Point being that the notion of a single public consensus in Johnson’s terms, if it ever existed in terms of a sufficient number of the public to produce a tipping point rather than a simple straightforward mass, has long disappeared.
As a consequence;
3. The notion of the elites attempting to preserve an illusion of consensus and trust seems more likely to be an illusion itself.
Survey after survey in the USA as well as the UK over a long period of time show widespread ‘public consensus’ support for a range of policies which the ‘power structure’ view as unacceptably socialist. Ditto for trust in the ‘power structure’ which ignore that ‘consensus’, where survey’s regularly show a low level of trust by that ‘public’.
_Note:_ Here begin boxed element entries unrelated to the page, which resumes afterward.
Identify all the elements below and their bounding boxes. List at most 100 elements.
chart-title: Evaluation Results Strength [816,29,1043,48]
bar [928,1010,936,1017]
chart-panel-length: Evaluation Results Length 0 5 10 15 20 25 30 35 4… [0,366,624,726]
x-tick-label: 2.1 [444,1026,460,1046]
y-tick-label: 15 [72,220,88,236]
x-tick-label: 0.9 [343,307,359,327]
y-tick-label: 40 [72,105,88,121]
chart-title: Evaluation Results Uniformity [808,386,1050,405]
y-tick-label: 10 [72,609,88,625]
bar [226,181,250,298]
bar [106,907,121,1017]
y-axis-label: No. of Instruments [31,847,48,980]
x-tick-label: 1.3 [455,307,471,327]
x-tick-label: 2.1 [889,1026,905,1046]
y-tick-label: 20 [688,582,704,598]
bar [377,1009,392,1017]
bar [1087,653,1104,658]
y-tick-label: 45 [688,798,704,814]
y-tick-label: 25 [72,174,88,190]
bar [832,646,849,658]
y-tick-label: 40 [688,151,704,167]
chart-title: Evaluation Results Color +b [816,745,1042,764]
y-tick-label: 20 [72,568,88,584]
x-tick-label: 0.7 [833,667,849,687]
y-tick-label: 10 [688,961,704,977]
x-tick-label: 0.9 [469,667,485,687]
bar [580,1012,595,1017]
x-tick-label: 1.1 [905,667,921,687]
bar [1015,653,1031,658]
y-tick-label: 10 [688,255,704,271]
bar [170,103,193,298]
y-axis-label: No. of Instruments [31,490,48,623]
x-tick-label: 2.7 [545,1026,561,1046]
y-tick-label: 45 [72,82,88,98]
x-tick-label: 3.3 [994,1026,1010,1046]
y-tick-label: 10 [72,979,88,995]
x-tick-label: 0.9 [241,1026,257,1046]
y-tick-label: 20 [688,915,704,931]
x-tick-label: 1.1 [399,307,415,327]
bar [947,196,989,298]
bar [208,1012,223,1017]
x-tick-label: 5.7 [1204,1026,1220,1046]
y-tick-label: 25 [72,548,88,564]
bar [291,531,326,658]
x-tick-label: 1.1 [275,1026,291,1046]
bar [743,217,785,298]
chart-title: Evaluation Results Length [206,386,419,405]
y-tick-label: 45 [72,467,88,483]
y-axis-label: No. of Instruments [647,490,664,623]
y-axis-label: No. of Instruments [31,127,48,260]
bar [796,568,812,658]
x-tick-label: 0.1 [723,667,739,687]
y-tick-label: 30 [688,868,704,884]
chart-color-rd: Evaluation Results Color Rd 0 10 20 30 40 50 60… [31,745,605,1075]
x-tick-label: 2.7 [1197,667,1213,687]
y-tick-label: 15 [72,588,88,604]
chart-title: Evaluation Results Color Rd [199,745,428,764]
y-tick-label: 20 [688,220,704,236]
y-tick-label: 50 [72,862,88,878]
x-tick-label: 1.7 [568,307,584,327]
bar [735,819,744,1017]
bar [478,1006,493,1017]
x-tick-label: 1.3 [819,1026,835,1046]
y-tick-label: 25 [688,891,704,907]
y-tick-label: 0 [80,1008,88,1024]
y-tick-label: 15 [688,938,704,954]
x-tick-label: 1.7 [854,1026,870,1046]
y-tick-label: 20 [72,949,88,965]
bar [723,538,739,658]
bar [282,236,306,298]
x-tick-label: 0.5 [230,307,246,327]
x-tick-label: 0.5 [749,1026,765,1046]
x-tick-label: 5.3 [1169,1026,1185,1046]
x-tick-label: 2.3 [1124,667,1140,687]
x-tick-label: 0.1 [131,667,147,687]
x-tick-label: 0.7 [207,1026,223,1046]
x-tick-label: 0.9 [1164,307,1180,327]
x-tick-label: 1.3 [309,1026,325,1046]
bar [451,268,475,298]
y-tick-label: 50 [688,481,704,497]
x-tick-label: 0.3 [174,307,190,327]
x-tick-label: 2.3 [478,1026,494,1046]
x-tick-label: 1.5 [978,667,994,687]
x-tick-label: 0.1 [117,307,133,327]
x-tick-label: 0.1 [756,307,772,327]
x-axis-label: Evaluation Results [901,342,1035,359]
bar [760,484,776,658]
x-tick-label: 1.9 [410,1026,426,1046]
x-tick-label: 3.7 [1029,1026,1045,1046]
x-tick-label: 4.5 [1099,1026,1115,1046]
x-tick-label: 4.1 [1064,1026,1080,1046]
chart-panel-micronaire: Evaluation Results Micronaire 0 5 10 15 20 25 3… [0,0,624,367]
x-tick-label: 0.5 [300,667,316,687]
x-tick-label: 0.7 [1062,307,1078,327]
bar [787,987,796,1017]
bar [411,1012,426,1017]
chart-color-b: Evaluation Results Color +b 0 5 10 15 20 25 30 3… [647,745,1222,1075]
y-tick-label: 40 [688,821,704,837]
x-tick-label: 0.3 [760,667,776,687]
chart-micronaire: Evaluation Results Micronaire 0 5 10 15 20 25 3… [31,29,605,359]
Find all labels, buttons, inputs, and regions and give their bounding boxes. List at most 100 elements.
Yet, in terms of the behaviour, approach and attitude of the Zone A ‘power structure’ there is no change because there is no serious sign of that ‘public consensus’ acting in the way Caitlin suggests it will in the circumstances and context she lays out.
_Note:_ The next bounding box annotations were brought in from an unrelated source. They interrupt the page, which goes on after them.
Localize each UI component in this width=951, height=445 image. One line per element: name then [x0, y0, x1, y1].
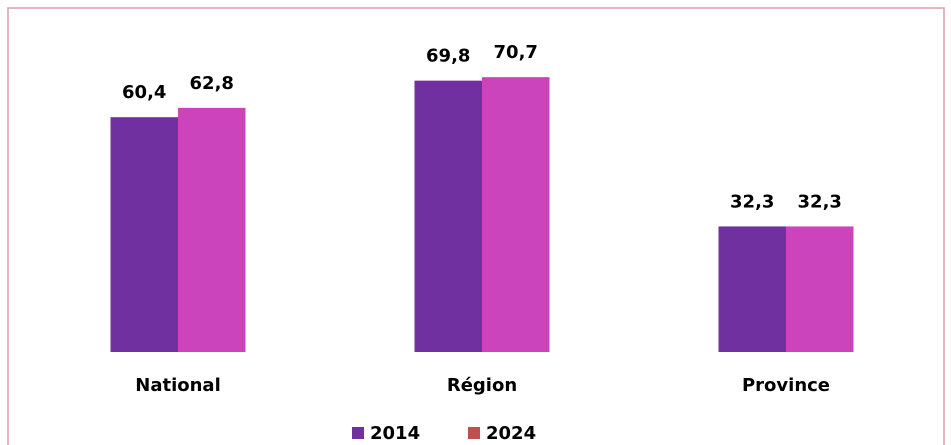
bar [718, 226, 786, 352]
data-label: 69,8 [426, 46, 470, 67]
data-label: 70,7 [494, 42, 538, 63]
x-tick-label: Région [447, 375, 517, 396]
data-label: 32,3 [798, 191, 842, 212]
x-tick-label: Province [742, 375, 830, 396]
data-label: 32,3 [730, 191, 774, 212]
bar [482, 77, 550, 352]
data-label: 60,4 [122, 82, 166, 103]
bar [178, 107, 246, 353]
data-label: 62,8 [190, 73, 234, 94]
bar [110, 117, 178, 352]
legend-label: 2014 [370, 423, 420, 444]
chart-frame [7, 7, 945, 445]
bar [786, 226, 854, 352]
legend-label: 2024 [486, 423, 536, 444]
x-tick-label: National [135, 375, 220, 396]
legend-swatch [352, 427, 364, 439]
legend-swatch [468, 427, 480, 439]
bar [414, 80, 482, 352]
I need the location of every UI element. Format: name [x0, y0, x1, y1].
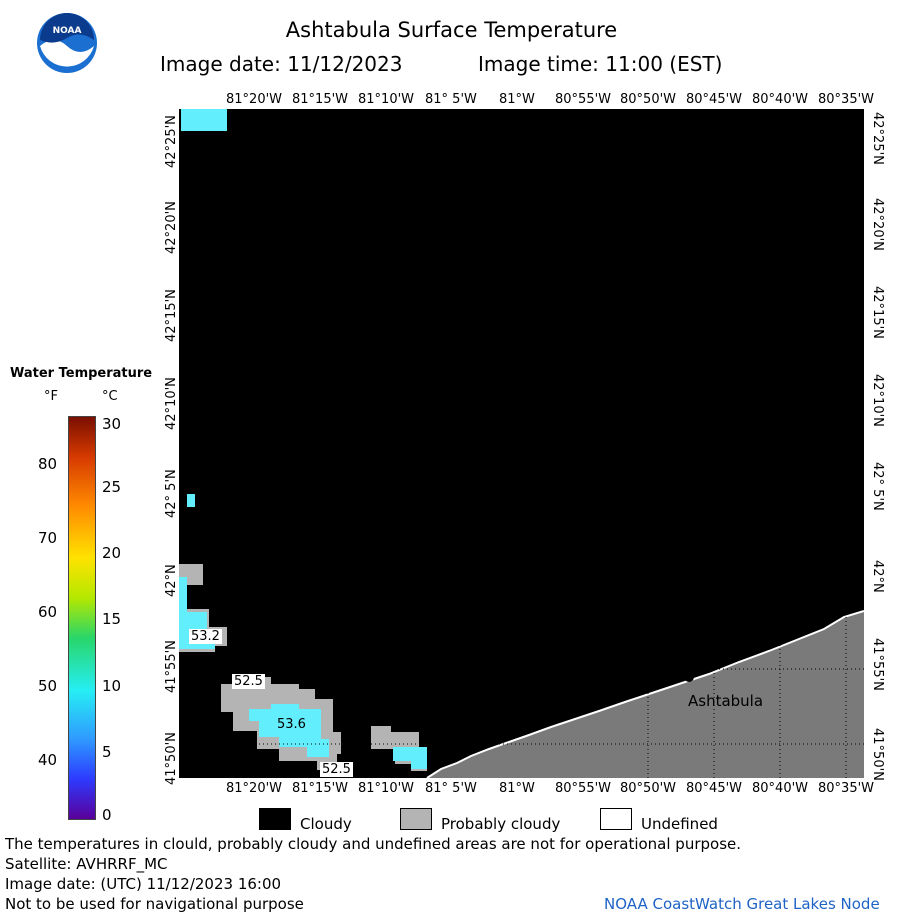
lat-label: 42° 5'N [870, 462, 885, 511]
c-tick: 5 [102, 743, 112, 761]
lon-label: 80°45'W [686, 92, 743, 107]
f-tick: 60 [38, 603, 58, 621]
f-tick: 40 [38, 751, 58, 769]
f-tick: 50 [38, 677, 58, 695]
lat-label: 42°10'N [164, 377, 179, 430]
c-tick: 30 [102, 415, 122, 433]
lon-label: 81°10'W [358, 92, 415, 107]
probably-cloudy-swatch [400, 808, 432, 830]
contour-label: 53.2 [189, 629, 222, 644]
contour-label: 52.5 [320, 762, 353, 777]
lon-label: 81°15'W [292, 781, 349, 796]
lon-label: 81°W [499, 92, 535, 107]
logo-text: NOAA [52, 26, 82, 36]
contour-label: 52.5 [232, 674, 265, 689]
satellite-text: Satellite: AVHRRF_MC [5, 855, 168, 873]
lat-label: 42°10'N [870, 374, 885, 427]
lon-label: 80°35'W [818, 92, 875, 107]
credit-text: NOAA CoastWatch Great Lakes Node [604, 895, 880, 913]
undefined-label: Undefined [641, 815, 718, 833]
city-label: Ashtabula [688, 692, 764, 710]
lon-label: 80°40'W [752, 92, 809, 107]
lon-label: 81°15'W [292, 92, 349, 107]
unit-c: °C [102, 389, 118, 404]
lon-label: 81°W [499, 781, 535, 796]
lon-label: 80°50'W [620, 92, 677, 107]
lon-label: 80°35'W [818, 781, 875, 796]
lat-label: 42°20'N [870, 198, 885, 251]
navigation-warning: Not to be used for navigational purpose [5, 895, 304, 913]
lon-label: 81°20'W [226, 781, 283, 796]
f-tick: 70 [38, 529, 58, 547]
lon-label: 81°20'W [226, 92, 283, 107]
lat-label: 41°55'N [164, 640, 179, 693]
legend-title: Water Temperature [10, 366, 153, 381]
cloudy-swatch [259, 808, 291, 830]
city-marker [684, 672, 694, 682]
color-bar [68, 416, 96, 820]
lon-label: 81°10'W [358, 781, 415, 796]
f-tick: 80 [38, 455, 58, 473]
image-date: Image date: 11/12/2023 [160, 52, 403, 76]
c-tick: 0 [102, 806, 112, 824]
lat-label: 42°N [870, 560, 885, 593]
page-title: Ashtabula Surface Temperature [285, 18, 618, 42]
lon-label: 81° 5'W [425, 781, 477, 796]
c-tick: 15 [102, 610, 122, 628]
utc-date-text: Image date: (UTC) 11/12/2023 16:00 [5, 875, 282, 893]
lat-label: 42°20'N [164, 201, 179, 254]
c-tick: 10 [102, 677, 122, 695]
lon-label: 80°45'W [686, 781, 743, 796]
lat-label: 41°50'N [870, 728, 885, 781]
c-tick: 25 [102, 478, 122, 496]
temperature-map: Ashtabula 53.2 52.5 53.6 52.5 [179, 109, 865, 779]
unit-f: °F [44, 389, 58, 404]
probably-cloudy-label: Probably cloudy [441, 815, 561, 833]
noaa-logo: NOAA [36, 12, 98, 74]
image-time: Image time: 11:00 (EST) [478, 52, 723, 76]
c-tick: 20 [102, 544, 122, 562]
lat-label: 41°55'N [870, 638, 885, 691]
lat-label: 42°25'N [870, 112, 885, 165]
lon-label: 81° 5'W [425, 92, 477, 107]
lon-label: 80°55'W [555, 781, 612, 796]
lon-label: 80°50'W [620, 781, 677, 796]
disclaimer-text: The temperatures in clould, probably clo… [5, 835, 742, 853]
lat-label: 41°50'N [164, 732, 179, 785]
lat-label: 42°15'N [164, 289, 179, 342]
lat-label: 42° 5'N [164, 469, 179, 518]
cloudy-label: Cloudy [300, 815, 352, 833]
contour-label: 53.6 [277, 717, 306, 732]
lon-label: 80°40'W [752, 781, 809, 796]
lon-label: 80°55'W [555, 92, 612, 107]
lat-label: 42°25'N [164, 115, 179, 168]
lat-label: 42°15'N [870, 286, 885, 339]
undefined-swatch [600, 808, 632, 830]
lat-label: 42°N [164, 564, 179, 597]
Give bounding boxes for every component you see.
If what Caitlin suggests in this instance of an internally generated ‘crumbling’ was going to occur it would have taken place already.
In the ‘absolutist’ systemic terms suggested by Raevsky its not just about segmentation to the point of individual atomisation there is also a large element of co-option. Of covering all the bases by controlling all sides of the narrative (see Alan Bleasdale’ s GBH) – the Overton Window where debate is apparent and only within strictly limited confines.
The Uniparty being only the top (political) level of that structure and its processes in which the absolutist ‘power structure’ Raevsky postulates have a lid on as well as a finger in everywhere you turn. Which is why he argues, convincingly given experience and observation, that (as with 1930’s and 40’s Germany – https://press.uchicago.edu/Misc/Chicago/511928.html ) internal reform is no longer discernible and only outside pressure can change the dead end paradigm in Zone A.
In a wider context in which there exists suggestions* (from what originating source/sources one might inquire?) that Zone A are looking for a way out before externally generated forces lead to internally generated collapse it is not unreasonable to consider the potential that a switch in The Official Narrative (TON) to fold now before catastrophic systems failure (which would give necessary space to regroup for another round when feasible by maintaining that ‘power structure’ largely intact) would be aided by seemingly bowing to the kind of public pressure being applied here.
Which is why it seems reasonable to be wary and suspicious of any narrative, from whatever source, which too closely aligns with that of the power structure. Suspicious bastard? Too damn right.
* the recent Rand report advising against dragging out the war; whispers/rumours of possible ‘conciliatory’ (for a given value of ‘conciliatory’) movement towards some kind of settlement/dropping of Zelensky et al; Macrons recent narrative suggesting defeat but not dismemberment of Russia; the multiple (co-ordinated) narratives for massive rearmament; being merely some examples.